I'm not giving her argument any credence here, but it did get me thinking. I'm open to Greek, Hebrew and Latin names (among others) even though my husband and I have none of any of those ethnicities/cultures in my genetic makeup (to my knowledge, of course). However I wouldn't consider names that are easily identifiable as Chinese, African, Indian or Mid-Eastern, not because I don't like the association but because I feel I couldn't justify it. I'd feel like a "poser." I don't even feel like we could pull off/justify Japanese names, come to think of it. And yet Hebrew names are fair game in my mind?
What do you think? Where should the line be drawn, or should it? Should I feel free to bestow Akwete on a mostly-caucasian girl?
January 18th, 2013 10:42 PM #3Senior Member
- Join Date
- Nov 2011
My daughter is a white kid but she is a mix of Italian, Russian, Catholic, Jewish, ect. I am Italian American and you would probably guess I was Irish by my name & features. My husband could easily be Israeli and even has family members with Asian features. I think any name that's easily pronounced & recognized (to whatever degree) is fair game.
I personally wouldn't pick a name that could be considered offensive. Anything significant to another religion or culture that I hold no claim to. Anything associated with any marginalized group of people.
Aside from that anything goes. My daughter's name is popular in Germany, it's Leonie. We have no German heritage.

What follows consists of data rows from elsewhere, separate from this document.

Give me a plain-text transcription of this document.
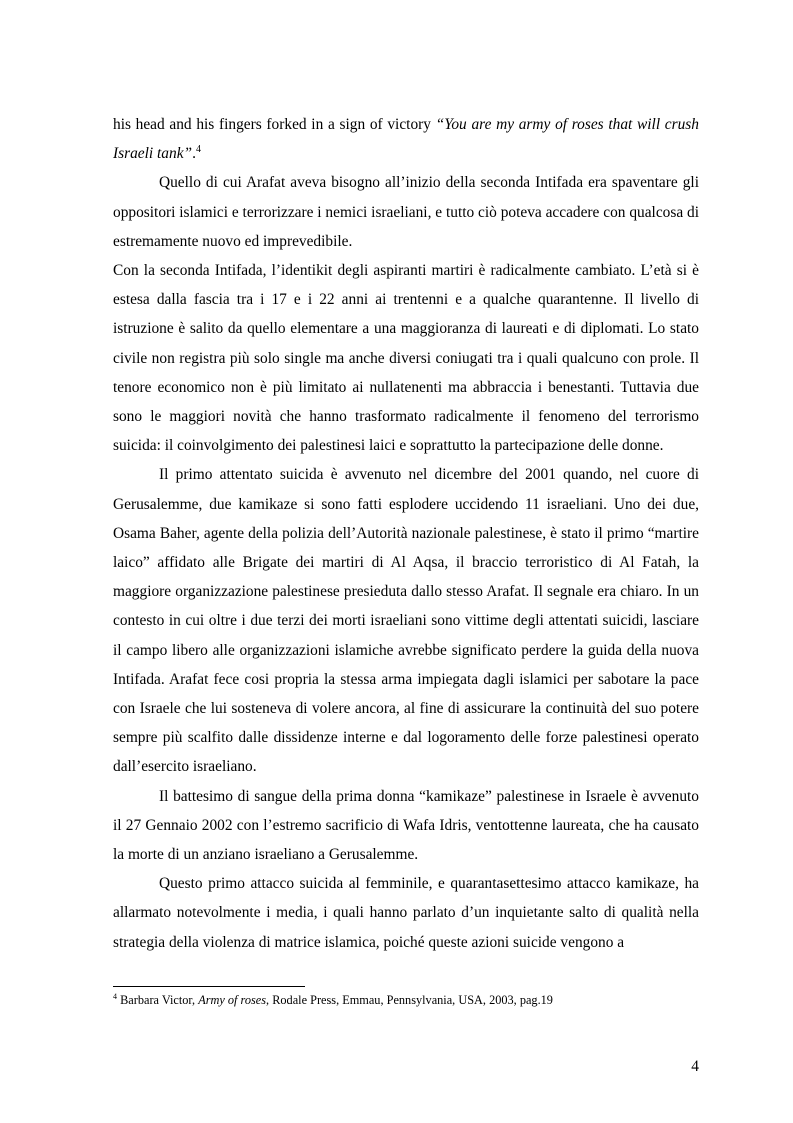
his head and his fingers forked in a sign of victory “You are my army of roses that will crush Israeli tank”.$^4$

Quello di cui Arafat aveva bisogno all’inizio della seconda Intifada era spaventare gli oppositori islamici e terrorizzare i nemici israeliani, e tutto ciò poteva accadere con qualcosa di estremamente nuovo ed imprevedibile.

Con la seconda Intifada, l’identikit degli aspiranti martiri è radicalmente cambiato. L’età si è estesa dalla fascia tra i 17 e i 22 anni ai trentenni e a qualche quarantenne. Il livello di istruzione è salito da quello elementare a una maggioranza di laureati e di diplomati. Lo stato civile non registra più solo single ma anche diversi coniugati tra i quali qualcuno con prole. Il tenore economico non è più limitato ai nullatenenti ma abbraccia i benestanti. Tuttavia due sono le maggiori novità che hanno trasformato radicalmente il fenomeno del terrorismo suicida: il coinvolgimento dei palestinesi laici e soprattutto la partecipazione delle donne.

Il primo attentato suicida è avvenuto nel dicembre del 2001 quando, nel cuore di Gerusalemme, due kamikaze si sono fatti esplodere uccidendo 11 israeliani. Uno dei due, Osama Baher, agente della polizia dell’Autorità nazionale palestinese, è stato il primo “martire laico” affidato alle Brigate dei martiri di Al Aqsa, il braccio terroristico di Al Fatah, la maggiore organizzazione palestinese presieduta dallo stesso Arafat. Il segnale era chiaro. In un contesto in cui oltre i due terzi dei morti israeliani sono vittime degli attentati suicidi, lasciare il campo libero alle organizzazioni islamiche avrebbe significato perdere la guida della nuova Intifada. Arafat fece cosi propria la stessa arma impiegata dagli islamici per sabotare la pace con Israele che lui sosteneva di volere ancora, al fine di assicurare la continuità del suo potere sempre più scalfito dalle dissidenze interne e dal logoramento delle forze palestinesi operato dall’esercito israeliano.

Il battesimo di sangue della prima donna “kamikaze” palestinese in Israele è avvenuto il 27 Gennaio 2002 con l’estremo sacrificio di Wafa Idris, ventottenne laureata, che ha causato la morte di un anziano israeliano a Gerusalemme.

Questo primo attacco suicida al femminile, e quarantasettesimo attacco kamikaze, ha allarmato notevolmente i media, i quali hanno parlato d’un inquietante salto di qualità nella strategia della violenza di matrice islamica, poiché queste azioni suicide vengono a

$^4$ Barbara Victor, Army of roses, Rodale Press, Emmau, Pennsylvania, USA, 2003, pag.19
4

I think everyone in this generation is mixed to some degree & the world is more international now. Even though my daughter doesn't have a top 1000 name she probably won't have the most distinct name in her class once she's older. Name your children whatever you love and identify with.
January 19th, 2013 06:22 AM #5Member
- Join Date
- Sep 2012
January 19th, 2013 12:46 PM #7Senior Member
- Join Date
- Jun 2010
I would actually feel kind of uncomfortable using a name that was very strongly associated with the ethnicity of my last name. People would assume that I'm a lot more knowledgeable about that culture than I actually am. I don't really know anything about the countries my great-grandparents came from and I don't consider myself to be that ethnicity. I'm just American, and my ancestors happened to come from somewhere else. I'm not Italian because some of my great-grandparents were, and I wouldn't want to give the impression that I know tons about the language and culture because I don't. If I used a name that was very heavily associated with a culture I don't have ancestry in, the same thing might happen- people may assume I know a lot more about that culture than I do, and I don't want to seem ignorant.

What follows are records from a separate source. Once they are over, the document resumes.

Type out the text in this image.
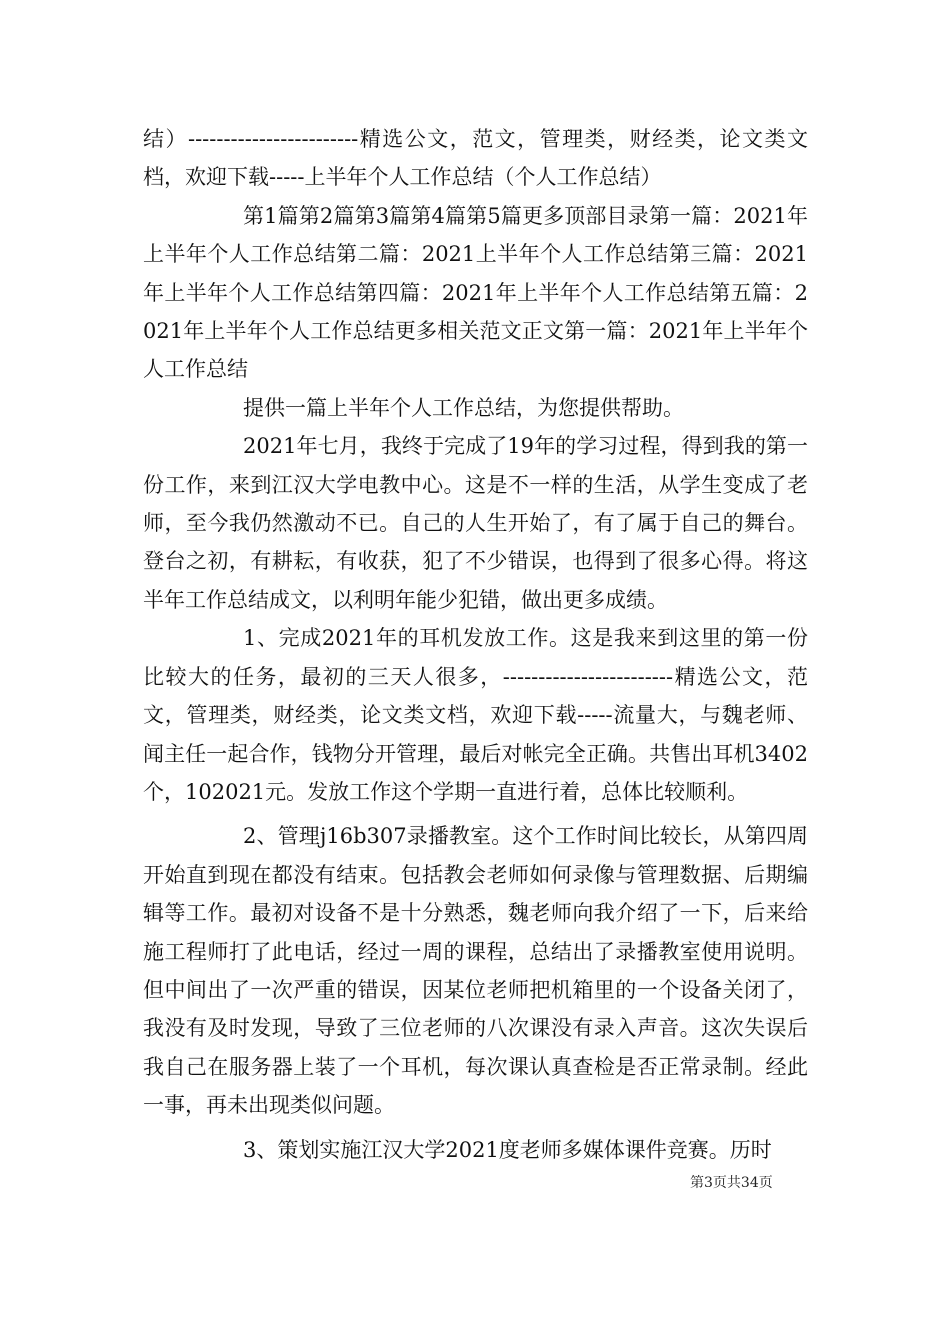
结）------------------------精选公文，范文，管理类，财经类，论文类文档，欢迎下载-----上半年个人工作总结（个人工作总结）

第1篇第2篇第3篇第4篇第5篇更多顶部目录第一篇：2021年上半年个人工作总结第二篇：2021上半年个人工作总结第三篇：2021年上半年个人工作总结第四篇：2021年上半年个人工作总结第五篇：2021年上半年个人工作总结更多相关范文正文第一篇：2021年上半年个人工作总结

提供一篇上半年个人工作总结，为您提供帮助。

2021年七月，我终于完成了19年的学习过程，得到我的第一份工作，来到江汉大学电教中心。这是不一样的生活，从学生变成了老师，至今我仍然激动不已。自己的人生开始了，有了属于自己的舞台。登台之初，有耕耘，有收获，犯了不少错误，也得到了很多心得。将这半年工作总结成文，以利明年能少犯错，做出更多成绩。

1、完成2021年的耳机发放工作。这是我来到这里的第一份比较大的任务，最初的三天人很多，------------------------精选公文，范文，管理类，财经类，论文类文档，欢迎下载-----流量大，与魏老师、闻主任一起合作，钱物分开管理，最后对帐完全正确。共售出耳机3402个，102021元。发放工作这个学期一直进行着，总体比较顺利。

2、管理j16b307录播教室。这个工作时间比较长，从第四周开始直到现在都没有结束。包括教会老师如何录像与管理数据、后期编辑等工作。最初对设备不是十分熟悉，魏老师向我介绍了一下，后来给施工程师打了此电话，经过一周的课程，总结出了录播教室使用说明。但中间出了一次严重的错误，因某位老师把机箱里的一个设备关闭了，我没有及时发现，导致了三位老师的八次课没有录入声音。这次失误后我自己在服务器上装了一个耳机，每次课认真查检是否正常录制。经此一事，再未出现类似问题。

3、策划实施江汉大学2021度老师多媒体课件竞赛。历时

第3页共34页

January 19th, 2013 01:26 PM #9Senior Member
- Join Date
- Apr 2012
It depends on how mainstream the name is.
My name, Tara, is Indian (it's also Irish but I don't count it because it's anglicized). The name is so mainstream and used in so many cultures that it doesn't scream Indian. Now if I'd been named Tarakesh or Teamhair (the origin Irish form) then that would be weird as I am neither Irish nor Indian
As for surnames, they can impact my fn choice. My surname is a common word in English so my parents didn't have to worry about matching origins. The combo of my fn & ln don't scream any ethnicity or culture. If I have kids with my current bf then they'll have Spanish last names. I feel that some of my favorites sound odd with a Spanish surname, so I have a separate list of names that I like with a Spanish last name. If I have kids with a guy with a Chinese or French or Indian or... surname, then I'll choose names that I feel work with those surnames. They don't have to have the same origin, they just need to sound good to my ears.